Recent in vitro studies reported that nitric oxide release and pulmonary vasorelaxation can be mediated by endothelial α2-adrenoceptor activation. As norepinephrine (α1,α2-, and β1-adrenoceptor agonist) was found to induce pulmonary vasodilation in the ovine fetus, we hypothesized that α2-adrenoceptors may modulate basal pulmonary vascular tone and mediate the vascular effect of norepinephrine during fetal life. To determine the role of α2-adrenoceptors and the mechanisms of norepinephrine-mediated vasodilation in the fetal pulmonary circulation, we tested, in chronically prepared late-gestation fetal lambs, the hemodynamic response to 1) yohimbine (α2 antagonist); 2) UK 14,304 (α2 agonist) with and without L-nitro-arginine (nitric oxide synthase inhibitor); and 3) norepinephrine infusion with and without yohimbine.

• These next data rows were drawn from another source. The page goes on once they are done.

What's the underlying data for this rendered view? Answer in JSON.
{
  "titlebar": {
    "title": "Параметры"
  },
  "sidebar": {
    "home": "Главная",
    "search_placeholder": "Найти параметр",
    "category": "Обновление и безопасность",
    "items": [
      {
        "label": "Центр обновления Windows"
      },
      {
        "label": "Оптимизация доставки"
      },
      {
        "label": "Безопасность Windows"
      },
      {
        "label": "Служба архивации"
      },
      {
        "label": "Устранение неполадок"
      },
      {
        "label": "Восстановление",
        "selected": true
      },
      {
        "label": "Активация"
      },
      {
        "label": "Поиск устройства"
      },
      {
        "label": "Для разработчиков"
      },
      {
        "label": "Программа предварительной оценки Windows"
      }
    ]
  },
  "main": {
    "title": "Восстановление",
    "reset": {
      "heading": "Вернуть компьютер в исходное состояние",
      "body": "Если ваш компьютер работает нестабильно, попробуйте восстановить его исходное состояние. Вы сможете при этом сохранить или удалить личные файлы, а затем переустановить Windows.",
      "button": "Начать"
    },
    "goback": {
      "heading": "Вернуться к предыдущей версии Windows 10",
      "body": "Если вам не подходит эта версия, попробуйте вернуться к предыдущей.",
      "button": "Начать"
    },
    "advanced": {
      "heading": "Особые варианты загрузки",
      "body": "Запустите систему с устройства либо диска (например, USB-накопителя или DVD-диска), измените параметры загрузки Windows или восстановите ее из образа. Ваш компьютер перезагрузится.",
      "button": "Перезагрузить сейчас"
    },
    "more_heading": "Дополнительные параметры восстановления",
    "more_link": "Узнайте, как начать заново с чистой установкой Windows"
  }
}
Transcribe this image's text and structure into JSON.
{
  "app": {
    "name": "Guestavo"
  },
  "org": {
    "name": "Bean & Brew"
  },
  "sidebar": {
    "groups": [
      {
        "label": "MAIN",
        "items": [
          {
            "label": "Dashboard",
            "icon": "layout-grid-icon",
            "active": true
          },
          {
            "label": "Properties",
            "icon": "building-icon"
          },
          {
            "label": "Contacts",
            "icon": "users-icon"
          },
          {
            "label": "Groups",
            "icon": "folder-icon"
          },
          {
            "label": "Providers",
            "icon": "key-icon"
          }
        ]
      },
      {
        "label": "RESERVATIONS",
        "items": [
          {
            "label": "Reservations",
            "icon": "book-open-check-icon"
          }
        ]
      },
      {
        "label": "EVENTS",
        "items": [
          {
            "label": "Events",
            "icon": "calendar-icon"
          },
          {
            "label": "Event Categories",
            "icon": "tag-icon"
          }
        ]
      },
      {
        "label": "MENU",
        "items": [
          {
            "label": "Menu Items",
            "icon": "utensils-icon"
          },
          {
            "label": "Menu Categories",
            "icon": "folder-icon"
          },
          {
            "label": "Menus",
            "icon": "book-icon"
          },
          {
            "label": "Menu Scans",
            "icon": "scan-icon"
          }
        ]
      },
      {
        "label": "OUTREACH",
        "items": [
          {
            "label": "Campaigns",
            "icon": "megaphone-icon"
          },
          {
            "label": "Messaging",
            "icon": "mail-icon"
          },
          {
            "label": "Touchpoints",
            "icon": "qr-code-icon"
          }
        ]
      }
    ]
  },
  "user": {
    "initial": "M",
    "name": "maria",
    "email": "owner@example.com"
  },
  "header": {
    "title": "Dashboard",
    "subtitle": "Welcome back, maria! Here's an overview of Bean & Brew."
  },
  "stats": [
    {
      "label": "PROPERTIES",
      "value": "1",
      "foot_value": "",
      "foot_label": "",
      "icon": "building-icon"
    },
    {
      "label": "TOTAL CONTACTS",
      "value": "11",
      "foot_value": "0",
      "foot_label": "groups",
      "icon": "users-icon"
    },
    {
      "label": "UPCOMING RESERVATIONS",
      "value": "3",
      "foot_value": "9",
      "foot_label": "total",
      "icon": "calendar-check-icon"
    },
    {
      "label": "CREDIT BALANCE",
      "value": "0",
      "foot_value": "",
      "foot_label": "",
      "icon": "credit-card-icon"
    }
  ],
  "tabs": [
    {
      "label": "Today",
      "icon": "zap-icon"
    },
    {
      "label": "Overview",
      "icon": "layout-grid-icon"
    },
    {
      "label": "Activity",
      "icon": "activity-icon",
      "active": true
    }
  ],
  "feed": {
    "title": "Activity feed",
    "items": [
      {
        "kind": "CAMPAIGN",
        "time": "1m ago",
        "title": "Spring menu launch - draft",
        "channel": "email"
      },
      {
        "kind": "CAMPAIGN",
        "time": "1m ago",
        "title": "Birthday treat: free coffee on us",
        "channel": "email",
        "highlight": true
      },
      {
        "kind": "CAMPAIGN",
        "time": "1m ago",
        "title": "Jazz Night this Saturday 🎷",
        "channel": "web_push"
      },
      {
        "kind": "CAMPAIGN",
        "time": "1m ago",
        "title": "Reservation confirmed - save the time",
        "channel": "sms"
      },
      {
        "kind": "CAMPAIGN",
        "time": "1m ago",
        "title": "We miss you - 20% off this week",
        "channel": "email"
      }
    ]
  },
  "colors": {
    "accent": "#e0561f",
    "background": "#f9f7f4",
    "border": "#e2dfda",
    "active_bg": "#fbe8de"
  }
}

We found that yohimbine increased mean pulmonary artery pressure by 15% (p < 0.05), decreased pulmonary flow by 22% (p < 0.01), and increased pulmonary vascular resistance by 51% (p < 0.01). UK 14,304 increased pulmonary flow by 145% (p < 0.01) and decreased pulmonary vascular resistance by 58% (p < 0.01). L-Nitro-arginine abolished the UK 14,304-mediated pulmonary vasodilation. Norepinephrine (0.5 μg·kg-1·min-1) increased both pulmonary flow by 61% (p < 0.01) and pulmonary arterial pressure by 13% (p < 0.01) and decreased pulmonary vascular resistance by 33% (p < 0.01). Yohimbine abolished the norepinephrine-induced pulmonary vasodilation. This study suggests that 1) a basal α2-adrenoceptor activation-induced pulmonary vasodilation exists during fetal life; 2) the pulmonary vascular effects of α2-adrenoceptor activation are related at least in part to nitric oxide production; and 3) the norepinephrine-mediated pulmonary vasodilation involves α2-adrenoceptor activation. As a surge of norepinephrine exists at birth, we speculate that norepinephrine and endothelial α2-adrenoceptor activation may play a significant role in pulmonary vasodilation at birth.